Mais dans ce cas pourquoi le juge n’a-t-il pas censuré le recours à Doctolib pour la gestion de la politique vaccinale ?

Comme vous le savez nous sommes dans un moment très compliqué avec une crise sanitaire d’ampleur. Si la crise ne peut pas tout justifier, il semblerait que la décision juridictionnelle n’ait pas été sensible aux critiques techniques que nous avions pourtant fait valoir. C’est très dommageable car l’urgence sanitaire ne peut se faire au détriment de principes fondateurs de la relation médecin-patient tels que le secret médical. Or dans sa décision, le juge a considéré que les rendez-vous de vaccination n’étaient pas des données de santé. Une telle interprétation s’inscrit en contradiction avec le RDGP, mais également avec ce que martèlent depuis des années des autorités comme la Cnil ou l’ordre des médecins, il s’agit d’un non-sens juridique. En effet, à partir du moment où la donnée révèle directement ou indirectement une information sur l’état de santé de la personne, c’est une donnée de santé. « Être vacciné » ou non, est une donnée de santé. Par ailleurs, il suffit de croiser la date où la personne a pu être vaccinée (public prioritaire ou non) avec ses antécédents de rendez-vous sur Doctolib pour savoir de façon précise de quelle maladie elle souffre. C’est un coup de poignard à l’endroit du secret médical, qui plus est dans un moment où l’on voit la valeur des données de santé si l’on en croit les cyberattaques journalières dont sont victimes les hôpitaux ou le récent scandale sur IQVIA (ex-IMS) dénoncé dans Cash Investigation il y a quelques jours.

Plus généralement, quels sont selon vous les enjeux que révèle cette affaire ?

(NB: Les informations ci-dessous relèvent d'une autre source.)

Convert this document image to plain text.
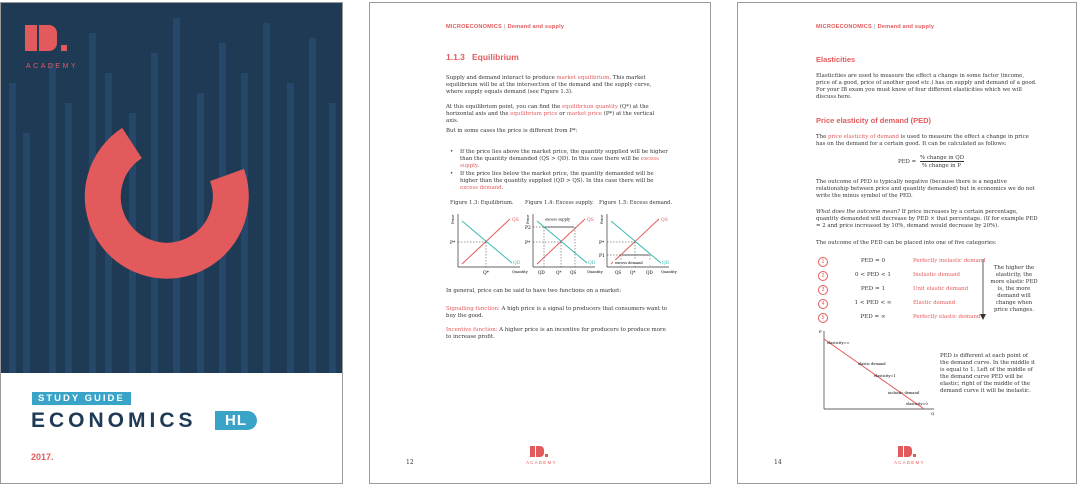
ACADEMY
STUDY GUIDE
ECONOMICS	HL
2017.
MICROECONOMICS | Demand and supply
1.1.3 Equilibrium
Supply and demand interact to produce market equilibrium. This market equilibrium will be at the intersection of the demand and the supply curve, where supply equals demand (see Figure 1.3).
At this equilibrium point, you can find the equilibrium quantity (Q*) at the horizontal axis and the equilibrium price or market price (P*) at the vertical axis.
But in some cases the price is different from P*:
• If the price lies above the market price, the quantity supplied will be higher than the quantity demanded (QS > QD). In this case there will be excess supply.
• If the price lies below the market price, the quantity demanded will be higher than the quantity supplied (QD > QS). In this case there will be excess demand.
Figure 1.3: Equilibrium. Figure 1.4: Excess supply. Figure 1.5: Excess demand.
Price
Quantity
QS
QD
P*
Q*
excess supply
Price
Quantity
QS
QD
P2
P*
QD	Q* QS
excess demand
Price
Quantity
QS
QD
P*
P1
QS Q* QD
In general, price can be said to have two functions on a market:
Signalling function: A high price is a signal to producers that consumers want to buy the good.
Incentive function: A higher price is an incentive for producers to produce more to increase profit.
12	ACADEMY
MICROECONOMICS | Demand and supply
Elasticities
Elasticities are used to measure the effect a change in some factor (income, price of a good, price of another good etc.) has on supply and demand of a good. For your IB exam you must know of four different elasticities which we will discuss here.
Price elasticity of demand (PED)
The price elasticity of demand is used to measure the effect a change in price has on the demand for a certain good. It can be calculated as follows:
PED =
% change in QD
% change in P
The outcome of PED is typically negative (because there is a negative relationship between price and quantity demanded) but in economics we do not write the minus symbol of the PED.
What does the outcome mean? If price increases by a certain percentage, quantity demanded will decrease by PED × that percentage. (If for example PED = 2 and price increased by 10%, demand would decrease by 20%).
The outcome of the PED can be placed into one of five categories:
1	PED = 0	Perfectly inelastic demand
2	0 < PED < 1	Inelastic demand
3	PED = 1	Unit elastic demand
4	1 < PED < ∞	Elastic demand
5	PED = ∞	Perfectly elastic demand
The higher the elasticity, the more elastic PED is, the more demand will change when price changes.
P
Q
elasticity=∞
elastic demand
elasticity=1
inelastic demand
elasticity=0
PED is different at each point of the demand curve. In the middle it is equal to 1. Left of the middle of the demand curve PED will be elastic; right of the middle of the demand curve it will be inelastic.
14	ACADEMY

Les données de santé sont très convoitées. Selon McKinsey (2019), elles sont valorisées à 600 milliards de dollars par an. Elles sont sans doute essentielles au progrès de la recherche médicale et de la santé publique. Il y a une urgence à former les professionnels de santé afin qu’ils connaissent les outils et travaillent dans des conditions qui garantissent le secret médical mais également la protection des données. Les acteurs de la santé, les cadres dirigeants des établissements qui sont ceux qui sont impliqués sur le terrain en recueillant et traitant ces données doivent être les vigies d’un cadre éthique et confidentiel garant de la préservation des droits du patient.

Il est également urgent de prendre le temps d’une réflexion globale sur la gouvernance de ces projets centralisateurs. Un problème structurel des grands concentrateurs de données réside dans leur conformité au principe de minimisation de la collecte énoncé par le RGPD. Par opposition, une approche décentralisée en réseau est davantage protectrice des libertés numériques. Ces systèmes doivent être interopérables avec une mise en commun du code source des logiciels. Les développements devraient être dans le domaine public et librement réutilisables par différents acteurs.